The thing is, Baltimore's two historic courthouses facing each other across Calvert Street and the Battle Monument Square are excellent examples of "place making". Or as Baltimore's historic landmark list puts it:
The courthouse and old post office echo one another’s scale and form a well-proportioned setting for the Battle Monument, by Maximilien Godefroy.
It doesn't matter much that the Courthouse East, the younger of the two was originally a post office and a federal court, both functions were removed in 1932 and reside today in 1970s structures that are universally considered as pretty awful. Nor does it matter that the Mitchell Courthouse of 1885 was the third courthouse in this location, showing that change has been permanent throughout the centuries.  It doesn't matter, because those historic upheavals prove that this area of the city has been the nexus of civic functions for a very long time. By no means does the volatile past justify to deplete the area of its civic heart altogether.

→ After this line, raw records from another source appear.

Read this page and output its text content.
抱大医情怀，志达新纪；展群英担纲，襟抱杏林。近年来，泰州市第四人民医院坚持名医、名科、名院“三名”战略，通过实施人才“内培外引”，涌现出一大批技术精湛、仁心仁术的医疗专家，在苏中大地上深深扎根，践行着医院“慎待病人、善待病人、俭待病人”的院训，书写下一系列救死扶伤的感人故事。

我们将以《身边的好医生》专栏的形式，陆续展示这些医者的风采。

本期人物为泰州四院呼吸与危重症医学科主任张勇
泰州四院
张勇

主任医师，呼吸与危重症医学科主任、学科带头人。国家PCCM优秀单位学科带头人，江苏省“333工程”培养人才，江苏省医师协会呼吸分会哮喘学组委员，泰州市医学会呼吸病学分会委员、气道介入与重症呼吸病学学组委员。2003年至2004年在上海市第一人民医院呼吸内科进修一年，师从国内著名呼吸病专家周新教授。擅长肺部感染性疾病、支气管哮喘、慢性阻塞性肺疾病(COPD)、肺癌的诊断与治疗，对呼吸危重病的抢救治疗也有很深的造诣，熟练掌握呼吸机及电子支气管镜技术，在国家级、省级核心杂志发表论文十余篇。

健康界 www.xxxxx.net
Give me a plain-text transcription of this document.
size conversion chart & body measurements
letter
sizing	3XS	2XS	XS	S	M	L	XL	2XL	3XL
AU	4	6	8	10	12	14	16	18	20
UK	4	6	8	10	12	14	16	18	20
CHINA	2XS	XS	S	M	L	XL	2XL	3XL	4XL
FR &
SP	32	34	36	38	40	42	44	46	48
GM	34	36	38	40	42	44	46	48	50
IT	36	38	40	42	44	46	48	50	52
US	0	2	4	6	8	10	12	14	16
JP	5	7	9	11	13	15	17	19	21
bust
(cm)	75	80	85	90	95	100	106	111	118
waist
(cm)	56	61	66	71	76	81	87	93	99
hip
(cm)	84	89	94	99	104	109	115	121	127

The 2011 report had reduced the number of redevelopment options of a 2003 study and had wisely assumed that a new building would be erected that was connected to the existing Courthouse East and include the continued use of the historic buildings. Thus the courthouse complex would have been enhanced and not dismantled.

The good news is, that even the most fabulous P3 will not easily come up with $400 million. What the BBJ brought to light has not been publicly vetted and apparently not even brought up to the attention of our Mayor. Since the article states that the State has no intention of funding the project and expects the City to come up with a solution for the cost, it can be predicted that the courts won't move in a hurry. Maybe they shouldn't move for good at all, and the currently empty MetroWest would be simply a temporary place where certain functions could be relocated while the historic buildings get fixed up, resolving the vexing problem of how comprehensive work could be performed inside an already crowded facility while it remains in full operation. Or one would go back to the thoughts of the 2011 study.
Metro West as seen from the southeast (Saratoga Street in foreground left)

Suggesting that Baltimore's main court complex should move for good is like the Catholic church relocating its headquarters from the Vatican to a newer, more modern part of Rome. Or housing the President in a new private residence with a lease-back option because the White House was built without HVAC and hard to adjust to the modern building codes and security concerns.

Klaus Philipsen, FAIA

A vision is needed for Metro West

1 comment:

  1. As a historian of the city court, I would add that the city court has been sited here since the 18th century. This is the third courthouse. To relocate the courthouse, is a bigger change than erasing the bursts of the Mitchell courthouse.